Jede Form des Musiktheaters beruht auf einer Verbindung von musikalischer Klanggestaltung und einem visuell dargestellten Geschehen auf der Bühne. Grundsätzlich kann Musiktheater nur als kollektives Werk mehrerer Künstler entstehen. Bereits in der Zusammenarbeit von Komponist und Librettist unterscheidet sich das Musiktheater von anderen musikalischen Gattungen, denn der Text des Musiktheaters kann nicht einfach aus anderen literarischen Vorlagen übernommen werden.
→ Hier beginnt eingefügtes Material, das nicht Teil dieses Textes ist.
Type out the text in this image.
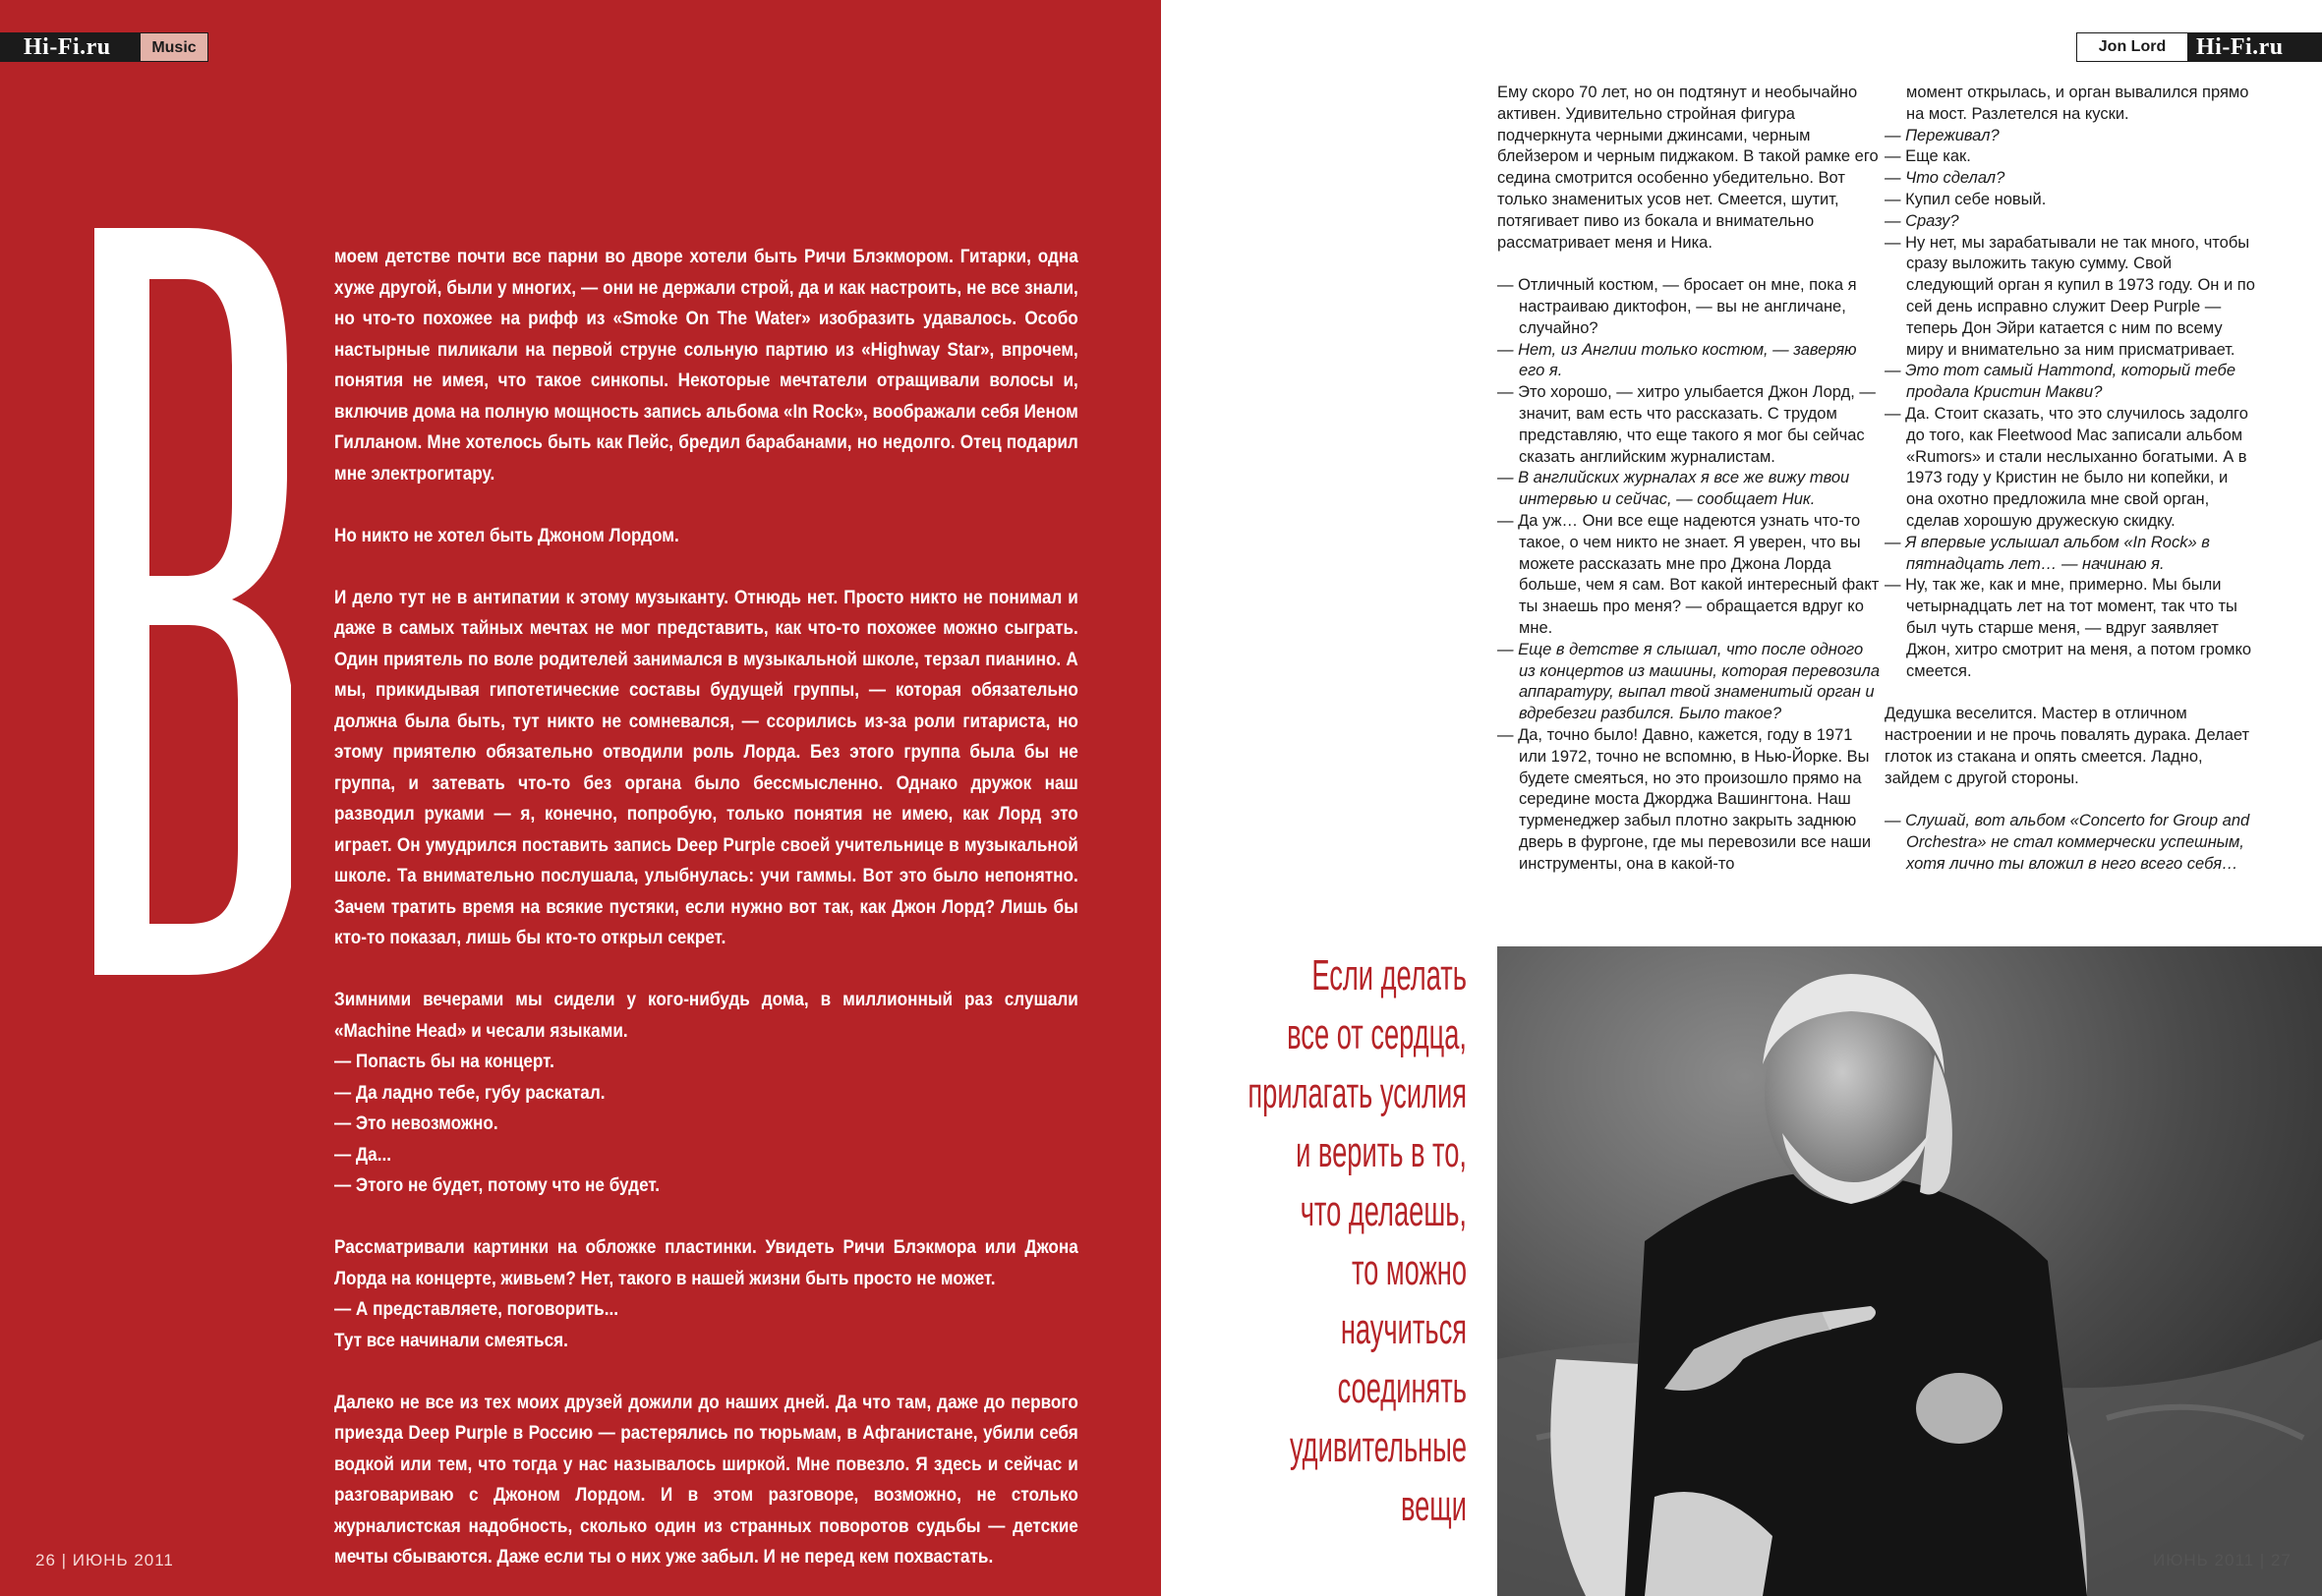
Hi-Fi.ru	Music	Jon Lord	Hi-Fi.ru

моем детстве почти все парни во дворе хотели быть Ричи Блэкмором. Гитарки, одна хуже другой, были у многих, — они не держали строй, да и как настроить, не все знали, но что-то похожее на рифф из «Smoke On The Water» изобразить удавалось. Особо настырные пиликали на первой струне сольную партию из «Highway Star», впрочем, понятия не имея, что такое синкопы. Некоторые мечтатели отращивали волосы и, включив дома на полную мощность запись альбома «In Rock», воображали себя Иеном Гилланом. Мне хотелось быть как Пейс, бредил барабанами, но недолго. Отец подарил мне электрогитару.

Но никто не хотел быть Джоном Лордом.

И дело тут не в антипатии к этому музыканту. Отнюдь нет. Просто никто не понимал и даже в самых тайных мечтах не мог представить, как что-то похожее можно сыграть. Один приятель по воле родителей занимался в музыкальной школе, терзал пианино. А мы, прикидывая гипотетические составы будущей группы, — которая обязательно должна была быть, тут никто не сомневался, — ссорились из-за роли гитариста, но этому приятелю обязательно отводили роль Лорда. Без этого группа была бы не группа, и затевать что-то без органа было бессмысленно. Однако дружок наш разводил руками — я, конечно, попробую, только понятия не имею, как Лорд это играет. Он умудрился поставить запись Deep Purple своей учительнице в музыкальной школе. Та внимательно послушала, улыбнулась: учи гаммы. Вот это было непонятно. Зачем тратить время на всякие пустяки, если нужно вот так, как Джон Лорд? Лишь бы кто-то показал, лишь бы кто-то открыл секрет.

Зимними вечерами мы сидели у кого-нибудь дома, в миллионный раз слушали «Machine Head» и чесали языками.

— Попасть бы на концерт.

— Да ладно тебе, губу раскатал.

— Это невозможно.

— Да...

— Этого не будет, потому что не будет.

Рассматривали картинки на обложке пластинки. Увидеть Ричи Блэкмора или Джона Лорда на концерте, живьем? Нет, такого в нашей жизни быть просто не может.

— А представляете, поговорить...

Тут все начинали смеяться.

Далеко не все из тех моих друзей дожили до наших дней. Да что там, даже до первого приезда Deep Purple в Россию — растерялись по тюрьмам, в Афганистане, убили себя водкой или тем, что тогда у нас называлось ширкой. Мне повезло. Я здесь и сейчас и разговариваю с Джоном Лордом. И в этом разговоре, возможно, не столько журналистская надобность, сколько один из странных поворотов судьбы — детские мечты сбываются. Даже если ты о них уже забыл. И не перед кем похвастать.

26 | ИЮНЬ 2011

Ему скоро 70 лет, но он подтянут и необычайно активен. Удивительно стройная фигура подчеркнута черными джинсами, черным блейзером и черным пиджаком. В такой рамке его седина смотрится особенно убедительно. Вот только знаменитых усов нет. Смеется, шутит, потягивает пиво из бокала и внимательно рассматривает меня и Ника.

— Отличный костюм, — бросает он мне, пока я настраиваю диктофон, — вы не англичане, случайно?

— Нет, из Англии только костюм, — заверяю его я.

— Это хорошо, — хитро улыбается Джон Лорд, — значит, вам есть что рассказать. С трудом представляю, что еще такого я мог бы сейчас сказать английским журналистам.

— В английских журналах я все же вижу твои интервью и сейчас, — сообщает Ник.

— Да уж… Они все еще надеются узнать что-то такое, о чем никто не знает. Я уверен, что вы можете рассказать мне про Джона Лорда больше, чем я сам. Вот какой интересный факт ты знаешь про меня? — обращается вдруг ко мне.

— Еще в детстве я слышал, что после одного из концертов из машины, которая перевозила аппаратуру, выпал твой знаменитый орган и вдребезги разбился. Было такое?

— Да, точно было! Давно, кажется, году в 1971 или 1972, точно не вспомню, в Нью-Йорке. Вы будете смеяться, но это произошло прямо на середине моста Джорджа Вашингтона. Наш турменеджер забыл плотно закрыть заднюю дверь в фургоне, где мы перевозили все наши инструменты, она в какой-то

момент открылась, и орган вывалился прямо на мост. Разлетелся на куски.

— Переживал?

— Еще как.

— Что сделал?

— Купил себе новый.

— Сразу?

— Ну нет, мы зарабатывали не так много, чтобы сразу выложить такую сумму. Свой следующий орган я купил в 1973 году. Он и по сей день исправно служит Deep Purple — теперь Дон Эйри катается с ним по всему миру и внимательно за ним присматривает.

— Это тот самый Hammond, который тебе продала Кристин Макви?

— Да. Стоит сказать, что это случилось задолго до того, как Fleetwood Mac записали альбом «Rumors» и стали неслыханно богатыми. А в 1973 году у Кристин не было ни копейки, и она охотно предложила мне свой орган, сделав хорошую дружескую скидку.

— Я впервые услышал альбом «In Rock» в пятнадцать лет… — начинаю я.

— Ну, так же, как и мне, примерно. Мы были четырнадцать лет на тот момент, так что ты был чуть старше меня, — вдруг заявляет Джон, хитро смотрит на меня, а потом громко смеется.

Дедушка веселится. Мастер в отличном настроении и не прочь повалять дурака. Делает глоток из стакана и опять смеется. Ладно, зайдем с другой стороны.

— Слушай, вот альбом «Concerto for Group and Orchestra» не стал коммерчески успешным, хотя лично ты вложил в него всего себя…

Если делать
все от сердца,
прилагать усилия
и верить в то,
что делаешь,
то можно
научиться
соединять
удивительные
вещи
ИЮНЬ 2011 | 27
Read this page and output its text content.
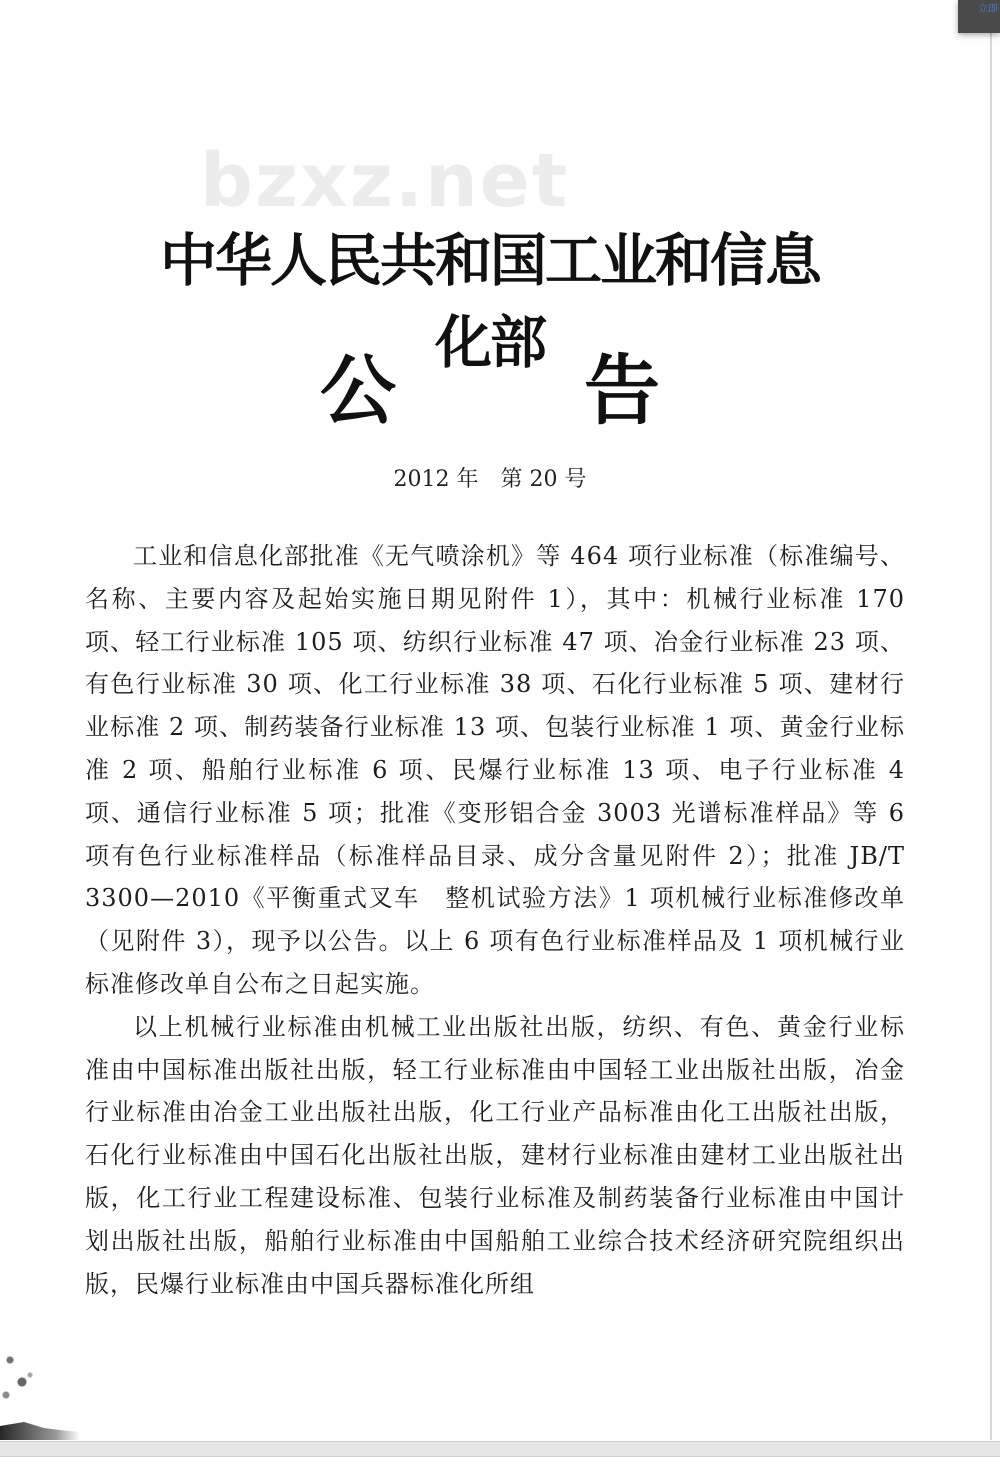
bzxz.net
中华人民共和国工业和信息化部
公 告
2012 年　第 20 号

工业和信息化部批准《无气喷涂机》等 464 项行业标准（标准编号、名称、主要内容及起始实施日期见附件 1），其中：机械行业标准 170 项、轻工行业标准 105 项、纺织行业标准 47 项、冶金行业标准 23 项、有色行业标准 30 项、化工行业标准 38 项、石化行业标准 5 项、建材行业标准 2 项、制药装备行业标准 13 项、包装行业标准 1 项、黄金行业标准 2 项、船舶行业标准 6 项、民爆行业标准 13 项、电子行业标准 4 项、通信行业标准 5 项；批准《变形铝合金 3003 光谱标准样品》等 6 项有色行业标准样品（标准样品目录、成分含量见附件 2）；批准 JB/T 3300—2010《平衡重式叉车　整机试验方法》1 项机械行业标准修改单（见附件 3），现予以公告。以上 6 项有色行业标准样品及 1 项机械行业标准修改单自公布之日起实施。

以上机械行业标准由机械工业出版社出版，纺织、有色、黄金行业标准由中国标准出版社出版，轻工行业标准由中国轻工业出版社出版，冶金行业标准由冶金工业出版社出版，化工行业产品标准由化工出版社出版，石化行业标准由中国石化出版社出版，建材行业标准由建材工业出版社出版，化工行业工程建设标准、包装行业标准及制药装备行业标准由中国计划出版社出版，船舶行业标准由中国船舶工业综合技术经济研究院组织出版，民爆行业标准由中国兵器标准化所组

立即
Das Libretto wird entweder vollständig neu entworfen oder ist eine Bearbeitung oder Adaption einer literarischen Vorlage.
Während die Verbindung von Musik und Literatur als gesungener Text eine Konstante darstellt, die sich in der Regel sehr präzise in einer Partitur notieren lässt, unterliegt die Verbindung von Ton und Bild keiner allgemeingültigen Normierung bzw. Notationsmethode. Die Beziehung von Ton und Bild im Musiktheater wird daher in den meisten Fällen erst in der jeweiligen Aufführung realisiert. In der Moderne entwickeln sich integrale Konzepte des Musiktheaters, die darauf zielen, nicht nur die musikalischen Elemente, sondern auch die visuelle Darstellung in einem künstlerischen Gesamtentwurf zu bestimmen, wie Wassily Kandinskys Der Gelbe Klang oder Arnold Schönbergs Die Glückliche Hand zeigen.
Mit den Nachkriegsavantgarden mündeten diese Bestrebungen in ein gattungs- und medienübergreifendes experimentelles Musiktheater, bei dem Aspekte der Unbestimmtheit, Improvisation und Interaktion bis in die Gegenwart eine verstärkte Rolle spielen.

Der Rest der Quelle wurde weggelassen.